A receita foi repetida contra o consulado estadunidense em SP, mas houve um imprevisto nefasto: um civil que deixara o carro naquele lugar foi atingido e, como a repressão demorou uma eternidade até liberá-lo para cirurgia (suspeitava tratar-se de um terrorista ferido pela própria bomba), sua perna gangrenou e teve de ser amputada.
E o infortúnio foi maior ainda quando um general fanfarrão, comandante do II Exército, apareceu no noticiário desafiando os terroristas a atacarem-no no seu quartel.

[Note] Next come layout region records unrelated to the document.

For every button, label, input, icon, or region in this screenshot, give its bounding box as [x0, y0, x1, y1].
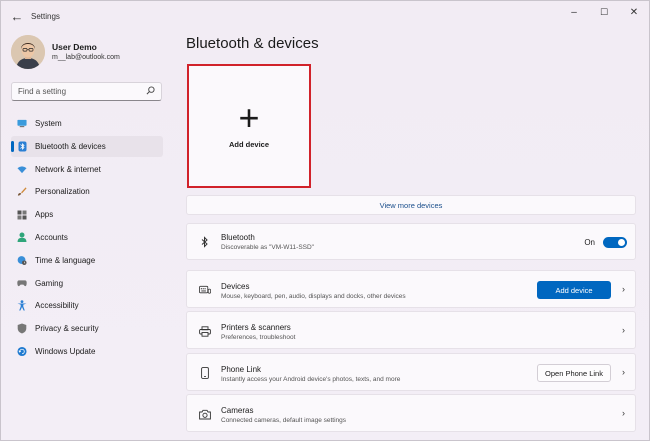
- phone-link-title: Phone Link: [221, 365, 262, 374]
- close-icon: ✕: [629, 6, 639, 18]
- sidebar-item-system[interactable]: System: [11, 113, 163, 134]
- plus-icon: +: [238, 97, 260, 138]
- accessibility-icon: [17, 300, 27, 311]
- view-more-devices-label: View more devices: [379, 200, 443, 210]
- sidebar-item-label: Apps: [35, 210, 54, 220]
- sidebar-item-label: System: [35, 119, 62, 128]
- monitor-icon: [17, 119, 27, 129]
- minimize-icon: –: [571, 6, 577, 18]
- chevron-right-icon: ›: [622, 284, 625, 294]
- bluetooth-title: Bluetooth: [221, 233, 255, 242]
- sidebar-item-label: Gaming: [35, 278, 64, 288]
- user-email: m__lab@outlook.com: [52, 54, 120, 61]
- brush-icon: [17, 187, 27, 197]
- chevron-right-icon: ›: [622, 367, 625, 377]
- devices-subtitle: Mouse, keyboard, pen, audio, displays an…: [221, 293, 406, 300]
- maximize-button[interactable]: ☐: [589, 1, 619, 23]
- camera-icon: [199, 408, 211, 420]
- bluetooth-state-label: On: [584, 238, 595, 247]
- search-box[interactable]: [11, 82, 162, 101]
- sidebar-item-label: Windows Update: [35, 346, 96, 356]
- cameras-row[interactable]: Cameras Connected cameras, default image…: [186, 394, 636, 432]
- sidebar-item-label: Time & language: [35, 255, 96, 265]
- sidebar-item-accessibility[interactable]: Accessibility: [11, 295, 163, 316]
- sidebar-item-label: Bluetooth & devices: [35, 141, 106, 151]
- search-icon[interactable]: [146, 86, 155, 97]
- sidebar-item-personalization[interactable]: Personalization: [11, 181, 163, 202]
- back-button[interactable]: ←: [5, 4, 29, 28]
- chevron-right-icon: ›: [622, 408, 625, 418]
- avatar[interactable]: [11, 35, 45, 69]
- bluetooth-icon: [199, 236, 211, 248]
- gamepad-icon: [17, 278, 27, 288]
- sidebar-item-accounts[interactable]: Accounts: [11, 227, 163, 248]
- printers-scanners-subtitle: Preferences, troubleshoot: [221, 334, 296, 341]
- search-input[interactable]: [18, 87, 143, 96]
- devices-row[interactable]: Devices Mouse, keyboard, pen, audio, dis…: [186, 270, 636, 308]
- sidebar-item-label: Privacy & security: [35, 324, 99, 334]
- sidebar-nav: System Bluetooth & devices Network & int…: [11, 113, 163, 364]
- sidebar-item-label: Accounts: [35, 232, 68, 242]
- cameras-title: Cameras: [221, 406, 254, 415]
- sidebar-item-apps[interactable]: Apps: [11, 204, 163, 225]
- cameras-subtitle: Connected cameras, default image setting…: [221, 417, 347, 424]
- maximize-icon: ☐: [599, 6, 609, 17]
- shield-icon: [17, 323, 27, 334]
- close-button[interactable]: ✕: [619, 1, 649, 23]
- phone-link-subtitle: Instantly access your Android device's p…: [221, 376, 401, 383]
- sidebar-item-time-language[interactable]: Time & language: [11, 250, 163, 271]
- sidebar-item-privacy-security[interactable]: Privacy & security: [11, 318, 163, 339]
- title-bar: ← Settings – ☐ ✕: [1, 1, 649, 31]
- phone-link-row[interactable]: Phone Link Instantly access your Android…: [186, 353, 636, 391]
- add-device-tile[interactable]: + Add device: [187, 64, 311, 188]
- sidebar-item-network-internet[interactable]: Network & internet: [11, 159, 163, 180]
- printers-scanners-title: Printers & scanners: [221, 323, 291, 332]
- bluetooth-subtitle: Discoverable as "VM-W11-SSD": [221, 244, 314, 251]
- sidebar-item-windows-update[interactable]: Windows Update: [11, 341, 163, 362]
- add-device-tile-label: Add device: [228, 140, 269, 149]
- devices-title: Devices: [221, 282, 250, 291]
- view-more-devices-button[interactable]: View more devices: [186, 195, 636, 215]
- wifi-icon: [17, 164, 27, 174]
- sidebar-item-label: Accessibility: [35, 301, 79, 311]
- sidebar-item-gaming[interactable]: Gaming: [11, 273, 163, 294]
- page-title: Bluetooth & devices: [186, 35, 319, 52]
- sidebar-item-label: Personalization: [35, 187, 90, 197]
- minimize-button[interactable]: –: [559, 1, 589, 23]
- person-icon: [17, 232, 27, 243]
- app-title: Settings: [31, 11, 60, 21]
- settings-window: ← Settings – ☐ ✕ User Demo m__lab@outloo…: [0, 0, 650, 441]
- add-device-button[interactable]: Add device: [537, 281, 611, 299]
- user-avatar-icon: [11, 35, 45, 69]
- bluetooth-icon: [17, 141, 27, 152]
- chevron-right-icon: ›: [622, 325, 625, 335]
- sidebar-item-bluetooth-devices[interactable]: Bluetooth & devices: [11, 135, 163, 157]
- phone-icon: [199, 367, 211, 379]
- keyboard-mouse-icon: [199, 284, 211, 296]
- update-icon: [17, 346, 27, 357]
- bluetooth-toggle[interactable]: [603, 237, 627, 248]
- open-phone-link-button[interactable]: Open Phone Link: [537, 364, 611, 382]
- bluetooth-row: Bluetooth Discoverable as "VM-W11-SSD" O…: [186, 223, 636, 260]
- apps-icon: [17, 210, 27, 220]
- globe-clock-icon: [17, 255, 27, 265]
- sidebar-item-label: Network & internet: [35, 164, 101, 174]
- back-arrow-icon: ←: [10, 8, 24, 24]
- user-name: User Demo: [52, 42, 97, 52]
- printers-scanners-row[interactable]: Printers & scanners Preferences, trouble…: [186, 311, 636, 349]
- printer-icon: [199, 325, 211, 337]
- window-controls: – ☐ ✕: [559, 1, 649, 23]
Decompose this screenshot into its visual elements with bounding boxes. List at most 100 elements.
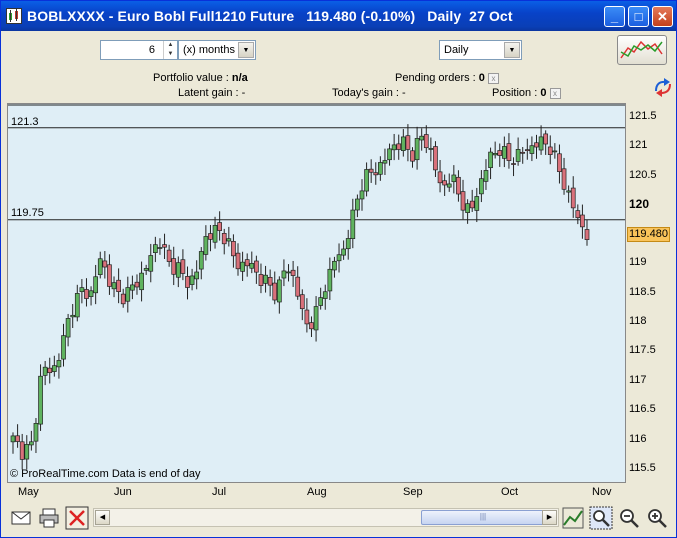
- candlestick-plot[interactable]: [8, 104, 626, 483]
- candle-body: [538, 136, 544, 151]
- candle-body: [244, 259, 250, 267]
- date-axis[interactable]: May Jun Jul Aug Sep Oct Nov: [7, 483, 672, 501]
- candle-body: [290, 269, 296, 276]
- zoom-in-icon[interactable]: [645, 506, 669, 530]
- copyright-note: © ProRealTime.com Data is end of day: [10, 468, 201, 480]
- candle-body: [19, 441, 25, 460]
- candle-body: [364, 169, 369, 192]
- candle-body: [93, 276, 99, 294]
- candle-body: [33, 423, 39, 442]
- candle-body: [61, 335, 66, 360]
- stepper-arrows-icon[interactable]: ▲ ▼: [163, 41, 177, 59]
- bottom-toolbar: ◀ ||| ▶: [5, 501, 672, 535]
- candle-body: [276, 279, 282, 303]
- period-value[interactable]: 6: [149, 44, 155, 56]
- resistance-line-label: 121.3: [11, 116, 39, 128]
- period-stepper[interactable]: 6 ▲ ▼: [100, 40, 178, 60]
- x-tick: Jul: [212, 486, 227, 498]
- candle-body: [134, 281, 140, 288]
- price-axis[interactable]: 121.5 121 120.5 120 119.480 119 118.5 11…: [626, 103, 672, 483]
- x-tick: Sep: [403, 486, 423, 498]
- candle-body: [254, 260, 259, 273]
- candle-body: [547, 146, 553, 155]
- candle-body: [313, 306, 319, 331]
- candle-body: [479, 178, 484, 195]
- candle-body: [373, 172, 379, 176]
- y-tick: 118.5: [629, 286, 656, 298]
- scroll-left-icon[interactable]: ◀: [95, 510, 110, 525]
- candle-body: [318, 297, 324, 306]
- candle-body: [65, 318, 71, 338]
- candle-body: [97, 258, 103, 275]
- portfolio-value: n/a: [231, 72, 248, 84]
- candle-body: [410, 150, 415, 162]
- last-price-badge: 119.480: [627, 227, 670, 242]
- candle-body: [221, 232, 227, 245]
- candle-body: [446, 183, 452, 188]
- minimize-button[interactable]: _: [604, 6, 625, 27]
- candle-body: [515, 149, 521, 162]
- candle-body: [38, 375, 43, 425]
- candle-body: [428, 148, 434, 150]
- scroll-thumb[interactable]: |||: [421, 510, 545, 525]
- zoom-out-icon[interactable]: [617, 506, 641, 530]
- portfolio-info-bar: Portfolio value : n/a Latent gain : - To…: [5, 69, 672, 101]
- candle-body: [469, 200, 475, 209]
- candle-body: [84, 289, 89, 299]
- clear-pending-icon[interactable]: x: [487, 72, 499, 84]
- close-button[interactable]: ✕: [652, 6, 673, 27]
- candle-body: [474, 196, 480, 211]
- candle-body: [226, 238, 232, 242]
- candle-body: [29, 441, 34, 446]
- candle-body: [442, 180, 447, 186]
- clear-position-icon[interactable]: x: [549, 87, 561, 99]
- candle-body: [120, 293, 126, 305]
- candle-body: [281, 270, 287, 279]
- candle-body: [359, 190, 365, 200]
- swap-arrows-icon[interactable]: [652, 77, 674, 97]
- chevron-down-icon[interactable]: ▼: [504, 42, 520, 58]
- x-tick: Oct: [501, 486, 519, 498]
- chevron-down-icon[interactable]: ▼: [238, 42, 254, 58]
- scroll-right-icon[interactable]: ▶: [542, 510, 557, 525]
- candle-body: [102, 260, 108, 268]
- candle-body: [322, 291, 328, 299]
- y-tick: 120: [629, 197, 650, 211]
- zoom-select-icon[interactable]: [589, 506, 613, 530]
- candle-body: [488, 151, 493, 169]
- x-tick: Nov: [592, 486, 612, 498]
- candle-body: [111, 282, 117, 290]
- candle-body: [391, 144, 397, 151]
- candle-body: [405, 135, 411, 150]
- x-tick: Aug: [307, 486, 327, 498]
- candle-body: [194, 271, 200, 280]
- candle-body: [162, 244, 167, 248]
- y-tick: 121.5: [629, 110, 657, 122]
- latent-gain: Latent gain : -: [178, 87, 246, 99]
- candle-body: [350, 209, 356, 239]
- title-bar[interactable]: BOBLXXXX - Euro Bobl Full1210 Future 119…: [1, 1, 676, 31]
- chart-type-button[interactable]: [617, 35, 667, 65]
- position: Position : 0 x: [492, 87, 561, 99]
- candle-body: [10, 435, 16, 443]
- portfolio-value-label: Portfolio value : n/a: [153, 72, 248, 84]
- maximize-button[interactable]: □: [628, 6, 649, 27]
- candle-body: [584, 229, 590, 240]
- interval-select[interactable]: Daily ▼: [439, 40, 522, 60]
- printer-icon[interactable]: [37, 506, 61, 530]
- period-unit-select[interactable]: (x) months ▼: [178, 40, 256, 60]
- candle-body: [497, 150, 503, 156]
- price-chart[interactable]: 121.3 119.75 © ProRealTime.com Data is e…: [7, 103, 626, 483]
- y-tick: 118: [629, 315, 647, 327]
- candle-body: [465, 203, 470, 213]
- auto-scale-icon[interactable]: [561, 506, 585, 530]
- cancel-orders-icon[interactable]: [65, 506, 89, 530]
- todays-gain: Today's gain : -: [332, 87, 406, 99]
- horizontal-scrollbar[interactable]: ◀ ||| ▶: [93, 508, 559, 527]
- candle-body: [240, 261, 245, 272]
- candle-body: [267, 276, 273, 286]
- candle-body: [433, 146, 438, 171]
- candle-body: [157, 247, 163, 249]
- y-tick: 121: [629, 139, 648, 151]
- envelope-icon[interactable]: [9, 506, 33, 530]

A VPR colocou um carro-bomba numa ladeira e soltou o freio, para que despencasse de encontro a um muro lateral do QG. Não contava com a ação irrefletida do sentinela, que, ignorando as ordens recebidas, saiu do seu posto e foi verificar o que ocorria.
Dez meses depois, quando ingressei na VPR, sua morte ainda era lamentada pelos ex-militares da organização, que detestavam os oficiais das Forças Armadas mas mantinham sentimentos quase paternais com relação aos recrutas que estavam prestando serviço militar (até porque muitos deles haviam sido sargentos, incumbidos exatamente de adestrar tais jovens).
Também em 1968 uma ala da Polop (Política Operária) entrou na VPR. Tratava-se de uma das muitas dissidências do PCB surgidas após o chamado partidão fracassar bisonhamente em 1964. Formada por intelectuais, acadêmicos e estudantes, tinha influência no movimento universitário, com seu firme posicionamento quanto a ser o proletariado a vanguarda da revolução (a concorrência via o Brasil com resquícios feudais e carente ainda de uma etapa democrático-burguesa, de forma que a vanguarda seria o povo dos campos e das cidades).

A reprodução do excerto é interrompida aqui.